Hm, haven't seen this before but AWS libraries often give us new fun edge cases.

If you feel like hacking things, I suspect that changing line 1100 of

/Users/aterrel/miniconda3/envs/storyfit_models_pipeline/lib/python3.10/site-packages/coiled/cli/setup/aws.py

to

    quota_client = session.client("service-quotas", region_name=region)

would fix this (and I have PR to make this change).

aterrel commented 11 months ago

Thanks for the quick response. Sam got the install to work with the command line flag, I'm happy to test your PR but not sure the steps to do so.

ntabris commented 11 months ago

Glad you got something working!

If you don't mind testing the change I made, you could pip install coiled==0.8.9.dev6 and run coiled setup aws --quotas and see if you get an error.

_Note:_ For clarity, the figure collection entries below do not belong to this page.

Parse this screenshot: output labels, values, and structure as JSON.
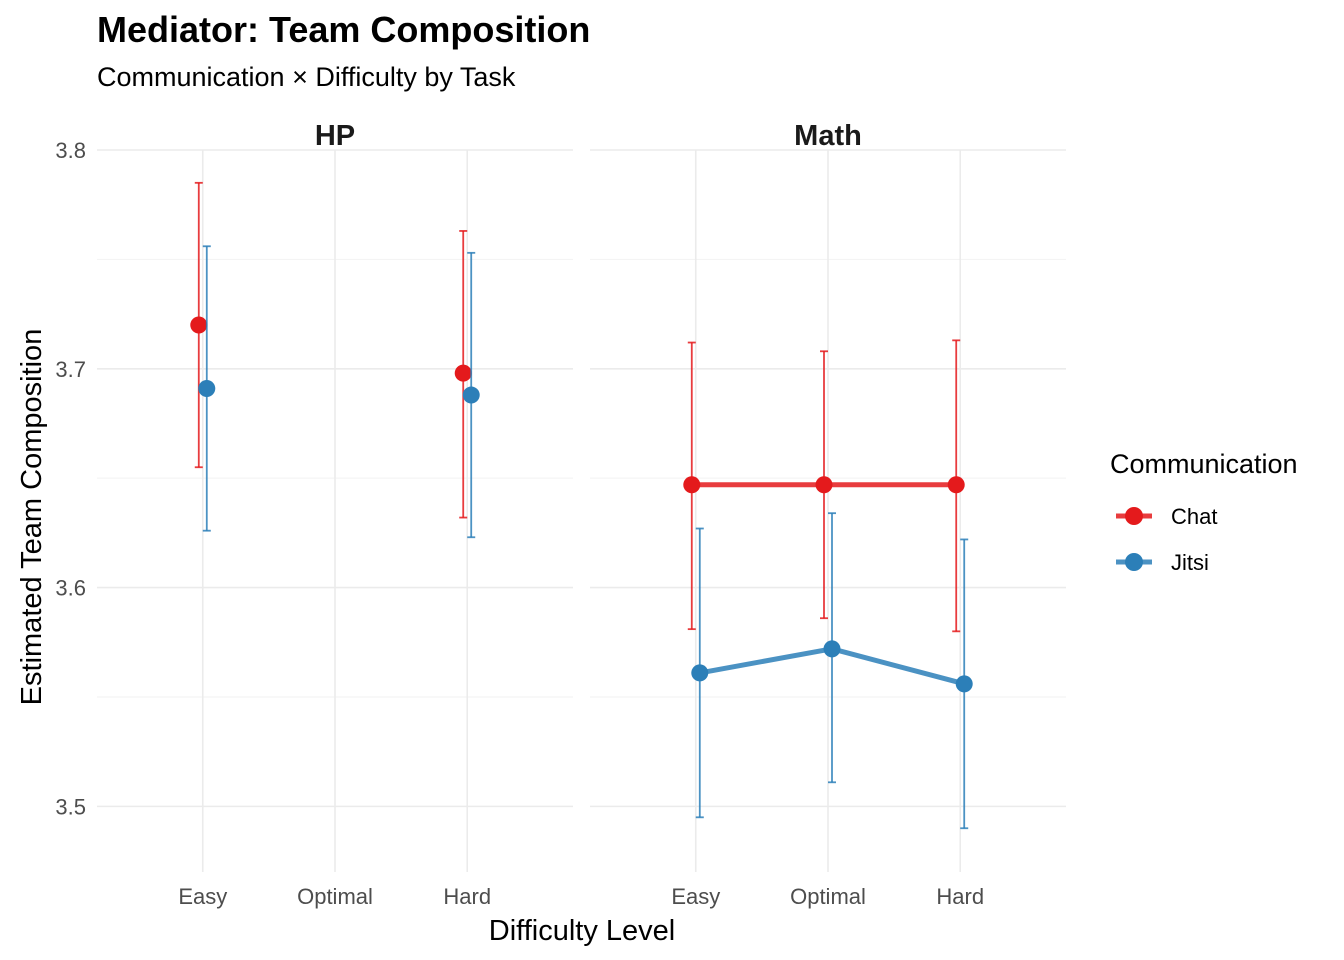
{
  "chart_data": {
    "type": "line",
    "title": "Mediator: Team Composition",
    "subtitle": "Communication × Difficulty by Task",
    "xlabel": "Difficulty Level",
    "ylabel": "Estimated Team Composition",
    "categories": [
      "Easy",
      "Optimal",
      "Hard"
    ],
    "ylim": [
      3.47,
      3.8
    ],
    "yticks": [
      3.5,
      3.6,
      3.7,
      3.8
    ],
    "yticks_labels": [
      "3.5",
      "3.6",
      "3.7",
      "3.8"
    ],
    "legend": {
      "title": "Communication",
      "position": "right",
      "entries": [
        {
          "name": "Chat",
          "color": "#e41a1c"
        },
        {
          "name": "Jitsi",
          "color": "#2c7fb8"
        }
      ]
    },
    "panels": [
      {
        "name": "HP",
        "series": [
          {
            "name": "Chat",
            "color": "#e41a1c",
            "points": [
              {
                "x": "Easy",
                "y": 3.72,
                "lower": 3.655,
                "upper": 3.785
              },
              {
                "x": "Hard",
                "y": 3.698,
                "lower": 3.632,
                "upper": 3.763
              }
            ]
          },
          {
            "name": "Jitsi",
            "color": "#2c7fb8",
            "points": [
              {
                "x": "Easy",
                "y": 3.691,
                "lower": 3.626,
                "upper": 3.756
              },
              {
                "x": "Hard",
                "y": 3.688,
                "lower": 3.623,
                "upper": 3.753
              }
            ]
          }
        ]
      },
      {
        "name": "Math",
        "series": [
          {
            "name": "Chat",
            "color": "#e41a1c",
            "points": [
              {
                "x": "Easy",
                "y": 3.647,
                "lower": 3.581,
                "upper": 3.712
              },
              {
                "x": "Optimal",
                "y": 3.647,
                "lower": 3.586,
                "upper": 3.708
              },
              {
                "x": "Hard",
                "y": 3.647,
                "lower": 3.58,
                "upper": 3.713
              }
            ]
          },
          {
            "name": "Jitsi",
            "color": "#2c7fb8",
            "points": [
              {
                "x": "Easy",
                "y": 3.561,
                "lower": 3.495,
                "upper": 3.627
              },
              {
                "x": "Optimal",
                "y": 3.572,
                "lower": 3.511,
                "upper": 3.634
              },
              {
                "x": "Hard",
                "y": 3.556,
                "lower": 3.49,
                "upper": 3.622
              }
            ]
          }
        ]
      }
    ]
  }
}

aterrel commented 11 months ago

Seems to work for me.

$ coiled setup aws --quotas
╭──────────────────────────────────────────────────────────────────────────────────────────────────────────────────────────────────────────────────╮
│ Coiled runs in your AWS account, so your cluster sizes will be constrained by your AWS quotas:                                                   │
│                                                                                                                                                  │
│ Standard On-Demand                    4512 vCPU                                                                                                  │
│ Standard Spot                         1152 vCPU                                                                                                  │
│ G4dn (NVIDIA T4 GPU) On-Demand         920 vCPU                                                                                                  │
│ G4dn (NVIDIA T4 GPU) Spot               64 vCPU                                                                                                  │
│ P (NVIDIA V100/A100 GPU) On-Demand     692 vCPU                                                                                                  │
│ P (NVIDIA V100/A100 GPU) Spot           64 vCPU                                                                                                  │
│                                                                                                                                                  │
│ Standard includes general purpose M and T families (e.g., M6i, T3), compute optimized C families (e.g., C6i), and memory optimized R families    │
│ (e.g., R6i).                                                                                                                                     │
│                                                                                                                                                  │
│ GPU instances require a separate quota. G4dn is our default GPU instance type on AWS, these have an NVIDIA T4 GPU.                               │
│                                                                                                                                                  │
│ The default Coiled instance type (t3.xlarge) has 4 vCPUs, so a 10 worker cluster (plus scheduler) would have 44 vCPUs.                           │
╰──────────────────────────────────────────────────────────────────────────────────────────────────────────────────────────────────────────────────╯
Your current quota for Standard On-Demand (us-east-1) is 4512. If you'd like to request an increase from AWS, enter the new number (or hit return to
skip): (4512): 
Your current quota for Standard Spot (us-east-1) is 1152. If you'd like to request an increase from AWS, enter the new number (or hit return to 
skip): (1152): 
Your current quota for G4dn (NVIDIA T4 GPU) On-Demand (us-east-1) is 920. If you'd like to request an increase from AWS, enter the new number (or 
hit return to skip): (920): 
Your current quota for G4dn (NVIDIA T4 GPU) Spot (us-east-1) is 64. If you'd like to request an increase from AWS, enter the new number (or hit 
return to skip): (64): 
Your current quota for P (NVIDIA V100/A100 GPU) On-Demand (us-east-1) is 692. If you'd like to request an increase from AWS, enter the new number 
(or hit return to skip): (692): 
Your current quota for P (NVIDIA V100/A100 GPU) Spot (us-east-1) is 64. If you'd like to request an increase from AWS, enter the new number (or hit 
ntabris commented 11 months ago

@aterrel thanks for confirming that the fix worked for you!